Segundo ele, os rabiscos são a principal fonte para reconstituir o latim vulgar -latim falado, diferente do usado para literatura, documentos oficiais e pelos ``intelectuais" da Antiguidade.
Além disso, as pichações ajudam a reconstituir a cultura ``extra-oficial" do Império Romano.
Se dependesse dos diretores de escolas do século 20, que chegam a gastar R$ 1,4 milhão para pintar paredes pichadas, frases como ``mulher no volante, perigo constante", ou ``drogas tou fora, fui buscar" ou ainda ``eu sou a melhor coisa do mundo", não entrariam para a história.
Esses escritos são parte de um estudo realizado pelo Instituto de Psicologia da USP, em 1993, que classificou mais de mil frases de banheiro encontradas em escolas e cursinhos da cidade de São Paulo (veja exemplos no quadro ao lado).
``Essa mania não pode ser vista só como vandalismo. O banheiro público se apresenta como um canal de comunicação entre as pessoas", diz Flávia Borges, 21, aluna do 4ª ano de psicologia, que participou da pesquisa.
``O banheiro é um espaço íntimo, privado. A pessoa, protegida pelo anonimato, faz desabafos", diz a professora de psicologia experimental Emma Otta.
Além dos estudiosos, mais gente defende a importância dos rabiscos. São os viciados na ``literatura de latrina", que só entram em WCs com mensagens.
``Gosto de ler as pichações. É divertido", diz o estudante Mauro, 19 (nome fictício).
O estudante procura sempre portas ``inéditas". ``Banheiros, cujas portas já li, eu não uso. Procuro sempre novidade."
``Acho engraçado. Gosto daquelas em série, em que uma pessoa escreve uma frase ou uma pergunta e outras vão completando", afirma Marta (nome fictício), 24, estudante. ``Às vezes, até respondo".
Isso também não é moderno. No Coliseu, o professor Simonini encontrou a seguinte ``delicadeza": ``Eu comi a sua irmã". Na sequência, uma série de ``eu também... eu também..." A última dizia: ``E eu então...".
As inscrições antigas eram feitas em baixo-relevo. Essa técnica nada mais é do que raspar a parede para formar as palavras.

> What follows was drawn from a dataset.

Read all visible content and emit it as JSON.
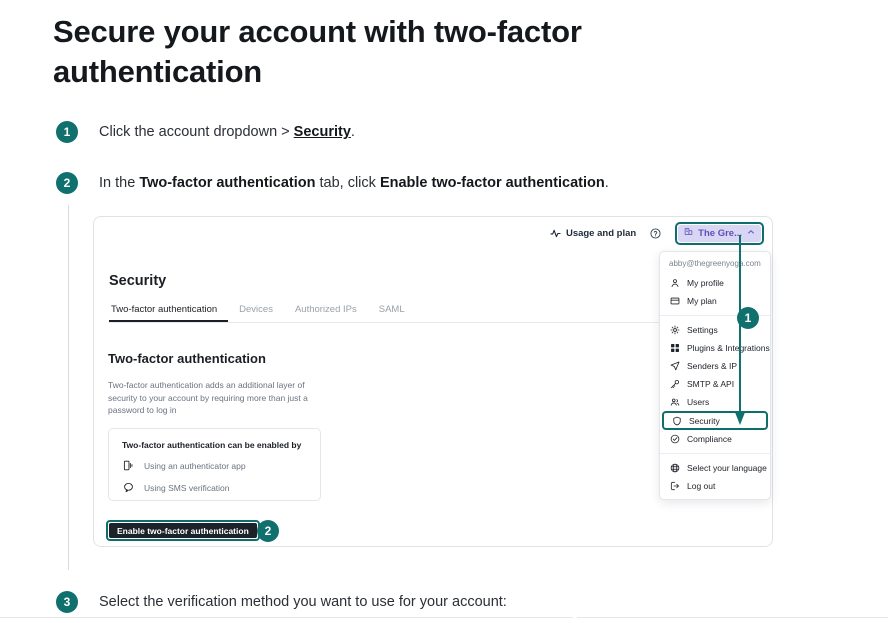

Vandalismo ou não, essa história de escrever em banheiro ou transformá-lo em cenário para choro, brigas e romances foi parar no teatro.
A peça ``Banheiro", em cartaz em São Paulo, traz a história de uma festa que ``acontece" no WC. Como muitas da vida real.
A estudante Rita, 21, encontrou um ex-namorado recente com outra em um bar. ``Conter o choro no banheiro foi impossível", diz ela.
Meses depois, em uma festa, esse mesmo ex-namorado ficou bêbado. Não conseguia parar em pé e batia o rosto na pia do banheiro. Rita tentou segurá-lo pelo cabelo. Ele reagiu com um tapa no rosto dela.
Outra festa, outra saia-justa. Rita encontrou o tal ex com uma nova namorada. Acabou levando o rapaz para o banheiro, onde fizeram um ``flash back" rápido. Hoje, estão separados.